Hot Day? Restricted Macbride Beach Access
Posted: 06/30/2011
SOLON — To improve overall beach safety, officials at Lake Macbride State Park will restrict the number of vehicles and visitors to the beach area, on days with a forecast high temperature of 80 degrees or above. Especially with a congested 4th of July weekend approaching, the parking restriction is necessary for public safety of park goers and goes into effect immediately.

On days with the high temperature expected to exceed 80 degrees, vehicles destined for the beach parking lot, on the park’s north side, may be turned away when the 250-space beach parking lot is full. The move is to allow safe traffic movement and to reduce severe beach congestion at the park, located five miles west of Solon, in Johnson County

“We have been turning away beach-goers on several weekends already this season,” explains Macbride park ranger Gwen Prentice. “Up to 1,000 people have been utilizing the beach, concession area and outlying picnic sites. Traffic tie-ups, illegal parking and incidents of misconduct have risen with the stream of traffic pouring into the beach area.”

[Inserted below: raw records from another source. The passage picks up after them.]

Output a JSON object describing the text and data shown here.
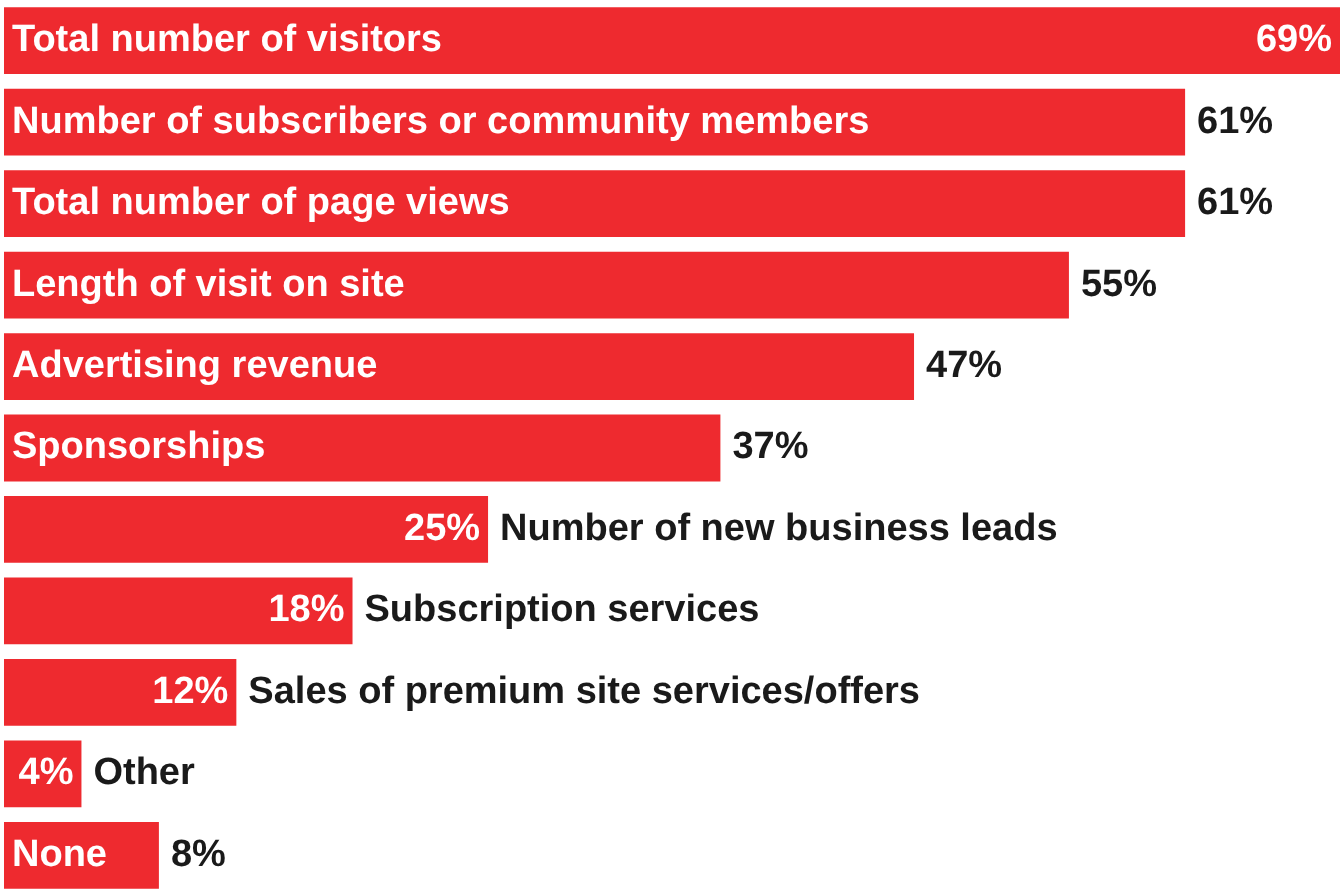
{
  "chart_data": {
    "type": "bar",
    "orientation": "horizontal",
    "relative": false,
    "categories": [
      "Total number of visitors",
      "Number of subscribers or community members",
      "Total number of page views",
      "Length of visit on site",
      "Advertising revenue",
      "Sponsorships",
      "Number of new business leads",
      "Subscription services",
      "Sales of premium site services/offers",
      "Other",
      "None"
    ],
    "values": [
      69,
      61,
      61,
      55,
      47,
      37,
      25,
      18,
      12,
      4,
      8
    ],
    "value_labels": [
      "69%",
      "61%",
      "61%",
      "55%",
      "47%",
      "37%",
      "25%",
      "18%",
      "12%",
      "4%",
      "8%"
    ],
    "color": "#ee2a2f",
    "xlim": [
      0,
      69
    ],
    "tick_labels": false
  }
}
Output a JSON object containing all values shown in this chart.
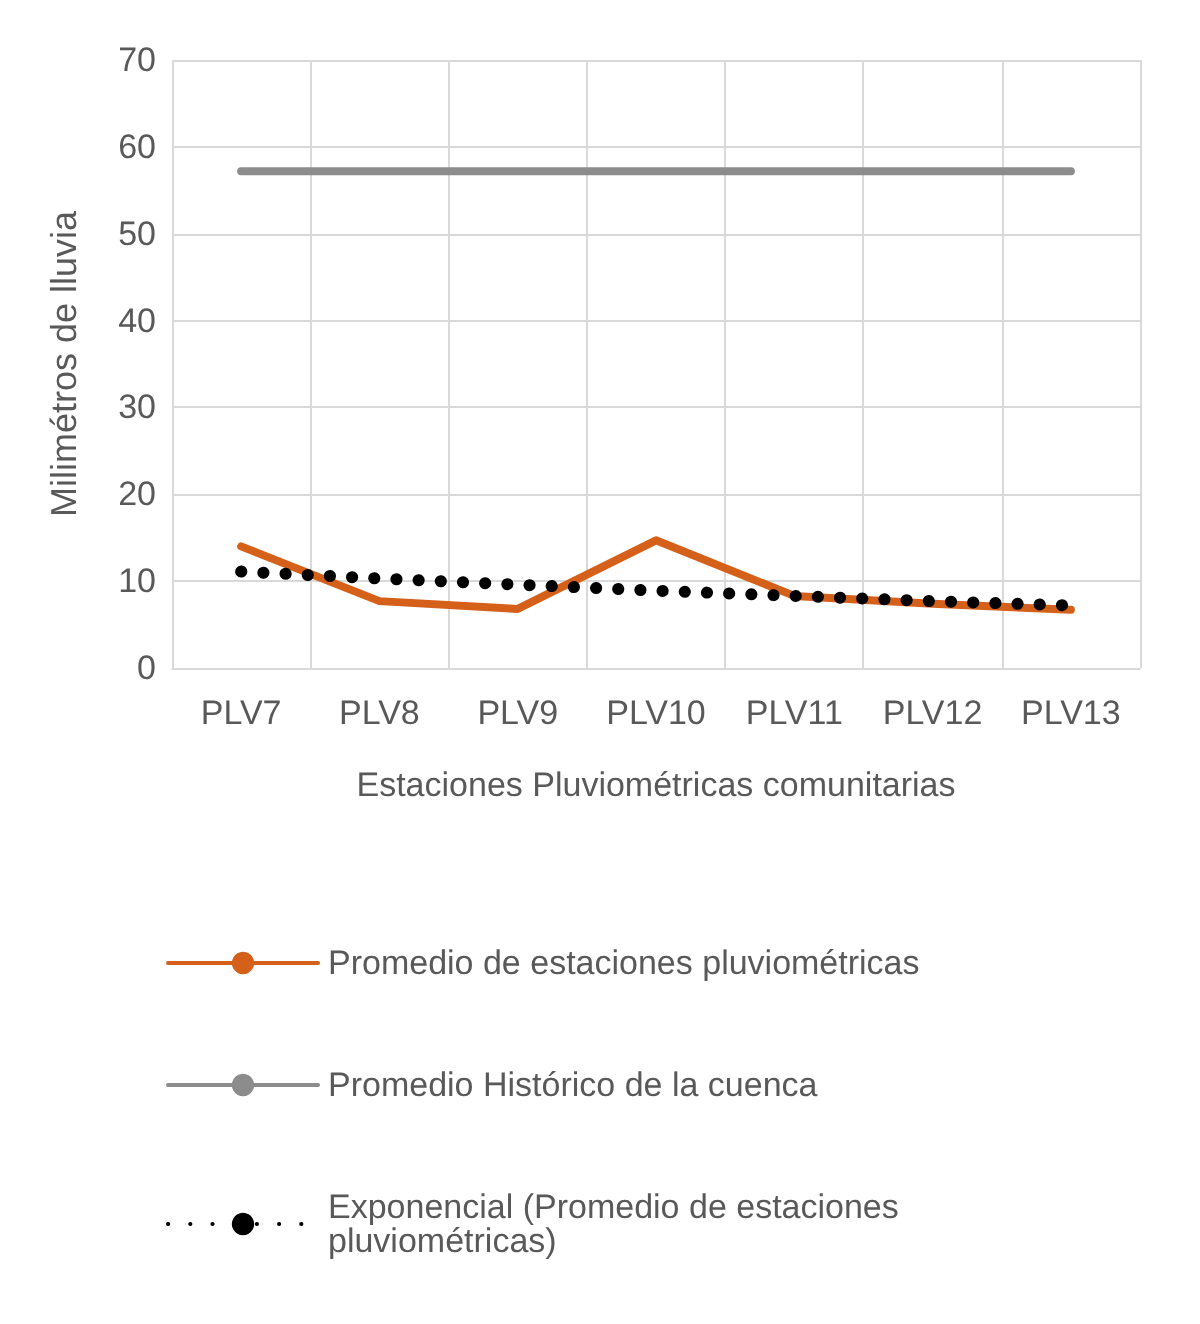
{
  "chart_data": {
    "type": "line",
    "xlabel": "Estaciones Pluviométricas comunitarias",
    "ylabel": "Milimétros de lluvia",
    "categories": [
      "PLV7",
      "PLV8",
      "PLV9",
      "PLV10",
      "PLV11",
      "PLV12",
      "PLV13"
    ],
    "series": [
      {
        "name": "Promedio de estaciones pluviométricas",
        "color": "#d5601a",
        "values": [
          14.0,
          7.7,
          6.8,
          14.7,
          8.3,
          7.4,
          6.7
        ]
      },
      {
        "name": "Promedio Histórico de la cuenca",
        "color": "#8c8c8c",
        "values": [
          57.2,
          57.2,
          57.2,
          57.2,
          57.2,
          57.2,
          57.2
        ]
      },
      {
        "name": "Exponencial (Promedio de estaciones pluviométricas)",
        "color": "#000000",
        "line_style": "dotted",
        "values": [
          11.1,
          10.3,
          9.6,
          8.9,
          8.3,
          7.7,
          7.2
        ]
      }
    ],
    "ylim": [
      0,
      70
    ],
    "yticks": [
      0,
      10,
      20,
      30,
      40,
      50,
      60,
      70
    ],
    "grid": true,
    "legend": "bottom",
    "marker": "none"
  }
}
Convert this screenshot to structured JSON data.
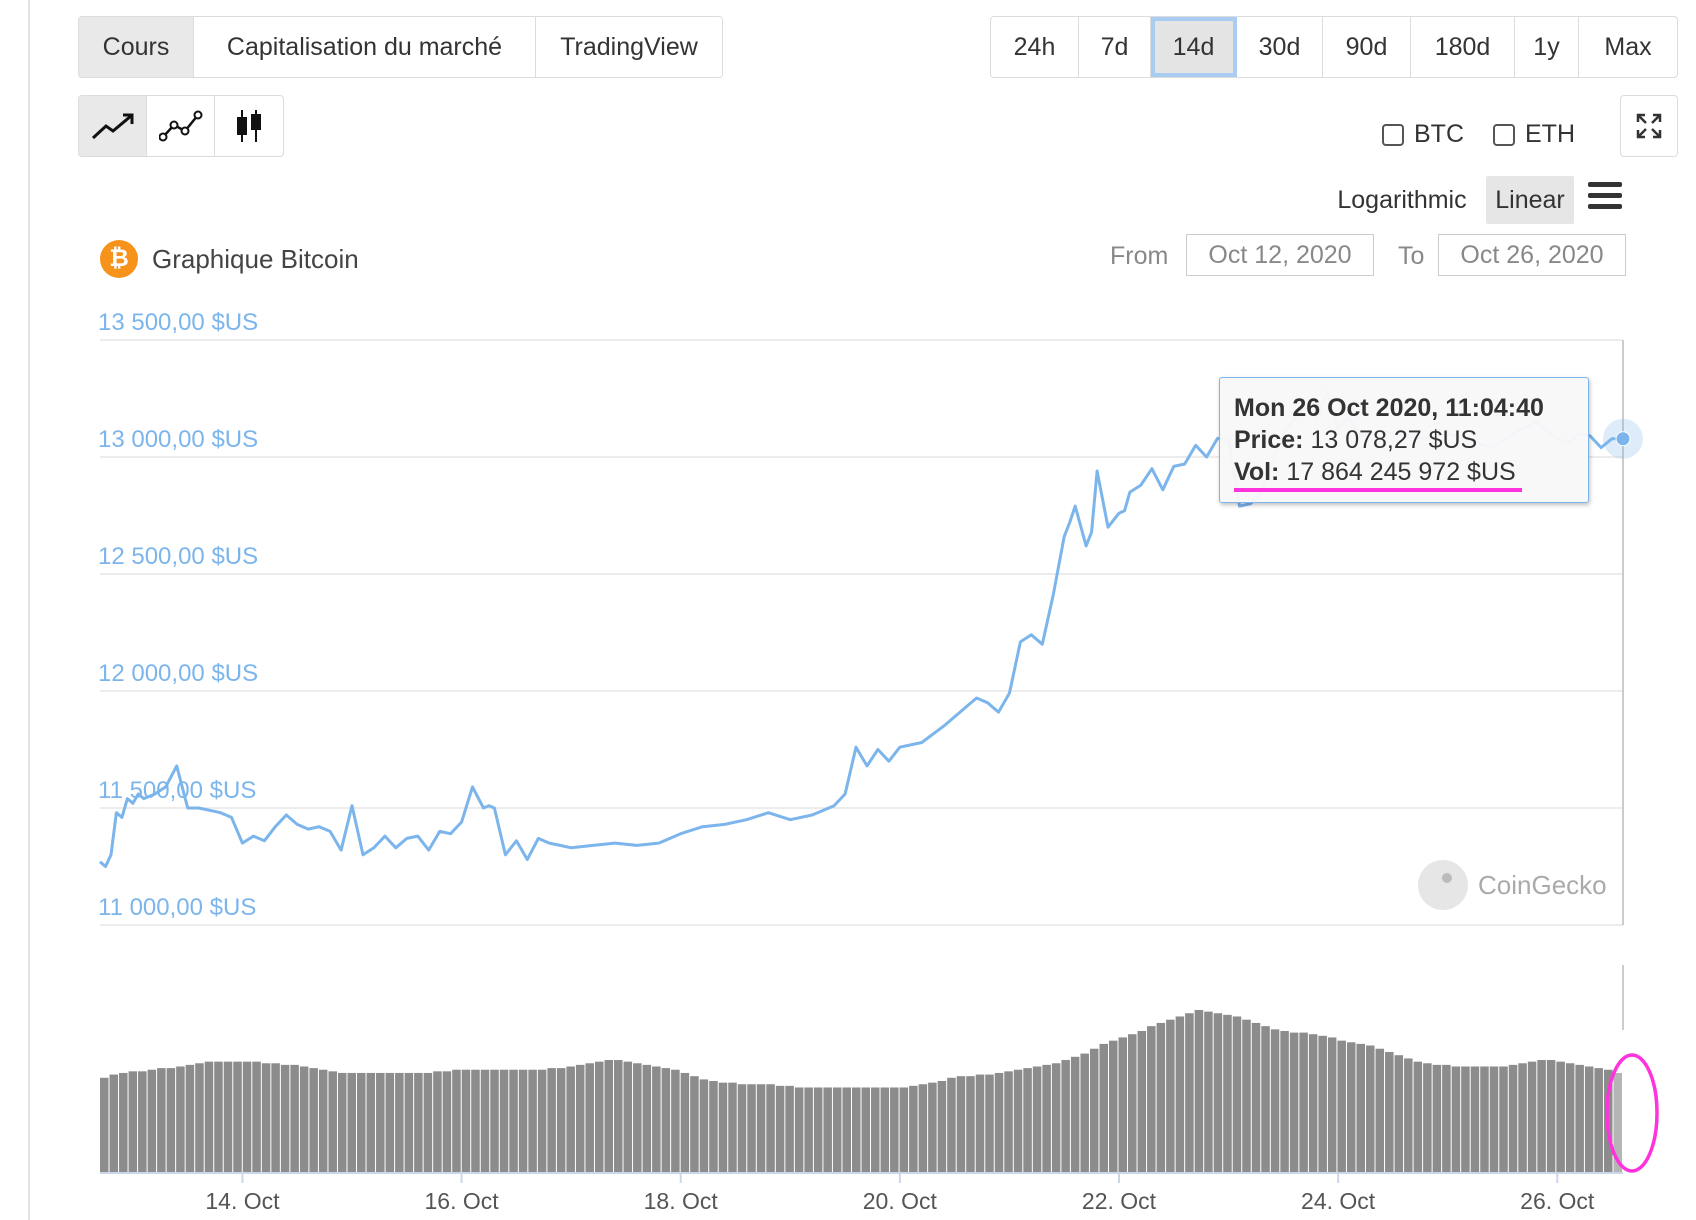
{
  "tabs": [
    {
      "label": "Cours",
      "active": true
    },
    {
      "label": "Capitalisation du marché",
      "active": false
    },
    {
      "label": "TradingView",
      "active": false
    }
  ],
  "ranges": [
    {
      "label": "24h",
      "active": false
    },
    {
      "label": "7d",
      "active": false
    },
    {
      "label": "14d",
      "active": true
    },
    {
      "label": "30d",
      "active": false
    },
    {
      "label": "90d",
      "active": false
    },
    {
      "label": "180d",
      "active": false
    },
    {
      "label": "1y",
      "active": false
    },
    {
      "label": "Max",
      "active": false
    }
  ],
  "chart_types": [
    {
      "icon": "line-chart-icon",
      "active": true
    },
    {
      "icon": "point-line-chart-icon",
      "active": false
    },
    {
      "icon": "candlestick-icon",
      "active": false
    }
  ],
  "compare": [
    {
      "label": "BTC"
    },
    {
      "label": "ETH"
    }
  ],
  "scale": {
    "log_label": "Logarithmic",
    "linear_label": "Linear",
    "active": "Linear"
  },
  "title": "Graphique Bitcoin",
  "range_inputs": {
    "from_label": "From",
    "from": "Oct 12, 2020",
    "to_label": "To",
    "to": "Oct 26, 2020"
  },
  "tooltip": {
    "date": "Mon 26 Oct 2020, 11:04:40",
    "price_label": "Price:",
    "price": "13 078,27 $US",
    "vol_label": "Vol:",
    "vol": "17 864 245 972 $US"
  },
  "watermark": "CoinGecko",
  "colors": {
    "line": "#7cb5ec",
    "volume": "#8c8c8c",
    "annotation": "#ff33dd"
  },
  "chart_data": {
    "type": "line",
    "title": "Graphique Bitcoin",
    "ylabel": "",
    "ylim": [
      11000,
      13500
    ],
    "xlim": [
      12.7,
      26.6
    ],
    "y_ticks": [
      11000,
      11500,
      12000,
      12500,
      13000,
      13500
    ],
    "y_tick_labels": [
      "11 000,00 $US",
      "11 500,00 $US",
      "12 000,00 $US",
      "12 500,00 $US",
      "13 000,00 $US",
      "13 500,00 $US"
    ],
    "x_ticks": [
      14,
      16,
      18,
      20,
      22,
      24,
      26
    ],
    "x_tick_labels": [
      "14. Oct",
      "16. Oct",
      "18. Oct",
      "20. Oct",
      "22. Oct",
      "24. Oct",
      "26. Oct"
    ],
    "grid": true,
    "series": [
      {
        "x": [
          12.7,
          12.75,
          12.8,
          12.85,
          12.9,
          12.95,
          13.0,
          13.05,
          13.1,
          13.2,
          13.3,
          13.4,
          13.5,
          13.6,
          13.7,
          13.8,
          13.9,
          14.0,
          14.1,
          14.2,
          14.3,
          14.4,
          14.5,
          14.6,
          14.7,
          14.8,
          14.9,
          15.0,
          15.1,
          15.2,
          15.3,
          15.4,
          15.5,
          15.6,
          15.7,
          15.8,
          15.9,
          16.0,
          16.1,
          16.2,
          16.25,
          16.3,
          16.4,
          16.5,
          16.6,
          16.7,
          16.8,
          16.9,
          17.0,
          17.2,
          17.4,
          17.6,
          17.8,
          18.0,
          18.2,
          18.4,
          18.6,
          18.8,
          19.0,
          19.2,
          19.4,
          19.5,
          19.6,
          19.7,
          19.8,
          19.9,
          20.0,
          20.2,
          20.4,
          20.6,
          20.7,
          20.8,
          20.9,
          21.0,
          21.1,
          21.2,
          21.3,
          21.4,
          21.5,
          21.55,
          21.6,
          21.7,
          21.75,
          21.8,
          21.9,
          22.0,
          22.05,
          22.1,
          22.2,
          22.3,
          22.4,
          22.5,
          22.6,
          22.7,
          22.8,
          22.9,
          23.0,
          23.1,
          23.2,
          23.3,
          23.5,
          23.7,
          23.8,
          23.9,
          24.0,
          24.1,
          24.2,
          24.4,
          24.6,
          24.8,
          25.0,
          25.2,
          25.4,
          25.6,
          25.8,
          26.0,
          26.1,
          26.2,
          26.3,
          26.4,
          26.5,
          26.6
        ],
        "y": [
          11270,
          11250,
          11300,
          11480,
          11460,
          11540,
          11520,
          11560,
          11540,
          11560,
          11590,
          11680,
          11500,
          11500,
          11490,
          11480,
          11460,
          11350,
          11380,
          11360,
          11420,
          11470,
          11430,
          11410,
          11420,
          11400,
          11320,
          11510,
          11300,
          11330,
          11380,
          11330,
          11370,
          11380,
          11320,
          11400,
          11390,
          11440,
          11590,
          11500,
          11510,
          11500,
          11300,
          11360,
          11280,
          11370,
          11350,
          11340,
          11330,
          11340,
          11350,
          11340,
          11350,
          11390,
          11420,
          11430,
          11450,
          11480,
          11450,
          11470,
          11510,
          11560,
          11760,
          11680,
          11750,
          11700,
          11760,
          11780,
          11850,
          11930,
          11970,
          11950,
          11910,
          11990,
          12210,
          12240,
          12200,
          12410,
          12660,
          12720,
          12790,
          12620,
          12680,
          12940,
          12700,
          12760,
          12770,
          12850,
          12880,
          12950,
          12860,
          12960,
          12970,
          13050,
          13000,
          13080,
          13070,
          12790,
          12800,
          12850,
          13100,
          13220,
          13160,
          13280,
          13120,
          13170,
          13090,
          13110,
          13090,
          13080,
          13100,
          13070,
          13040,
          13100,
          13150,
          13080,
          13060,
          13100,
          13090,
          13040,
          13078,
          13078
        ]
      }
    ],
    "volume": {
      "x_range": [
        12.7,
        26.6
      ],
      "values": [
        59,
        61,
        62,
        63,
        63,
        64,
        65,
        65,
        66,
        67,
        68,
        69,
        69,
        69,
        69,
        69,
        69,
        68,
        68,
        67,
        67,
        66,
        65,
        64,
        63,
        62,
        62,
        62,
        62,
        62,
        62,
        62,
        62,
        62,
        62,
        63,
        63,
        64,
        64,
        64,
        64,
        64,
        64,
        64,
        64,
        64,
        64,
        65,
        65,
        66,
        67,
        68,
        69,
        70,
        70,
        69,
        68,
        67,
        66,
        65,
        64,
        62,
        60,
        58,
        57,
        56,
        56,
        55,
        55,
        55,
        55,
        54,
        54,
        53,
        53,
        53,
        53,
        53,
        53,
        53,
        53,
        53,
        53,
        53,
        53,
        54,
        55,
        56,
        57,
        59,
        60,
        60,
        61,
        61,
        62,
        63,
        64,
        65,
        66,
        67,
        68,
        70,
        72,
        74,
        77,
        80,
        82,
        84,
        86,
        88,
        91,
        93,
        95,
        97,
        99,
        101,
        100,
        99,
        98,
        97,
        95,
        93,
        91,
        89,
        88,
        87,
        87,
        86,
        85,
        84,
        82,
        81,
        80,
        79,
        77,
        75,
        73,
        71,
        69,
        68,
        67,
        67,
        66,
        66,
        66,
        66,
        66,
        66,
        67,
        68,
        69,
        70,
        70,
        69,
        68,
        67,
        66,
        65,
        64,
        62
      ]
    }
  }
}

The move will allow park officials to keep access lanes open for emergency vehicles and provide adequate parking space for other north side use areas; such as the campground, fishing and boating, playgrounds, boat rental and lodges. As vehicles leave the full parking lot, others will be allowed in. The restriction will be reviewed, following the Labor Day Weekend, as beach use wanes.

Already on busy weekends, campsite occupants have been walking a half mile to the beach and many day-use visitors have also parked and walked similar distances.  Customers renting the two north side lodges will be advised that their guests will have a limited number of spaces, too, and to urge them to carpool when possible for the receptions, reunions and other functions held in the lodges.

The beach area restrictions do not affect south side campground and fishing ramp use, nor other day uses at parking lots and activity areas throughout the 2175-acre Department of Natural Resources state park; though park officials stress that those parking areas may also fill quickly. Diverted park goers will be advised of other parks and beaches in the area.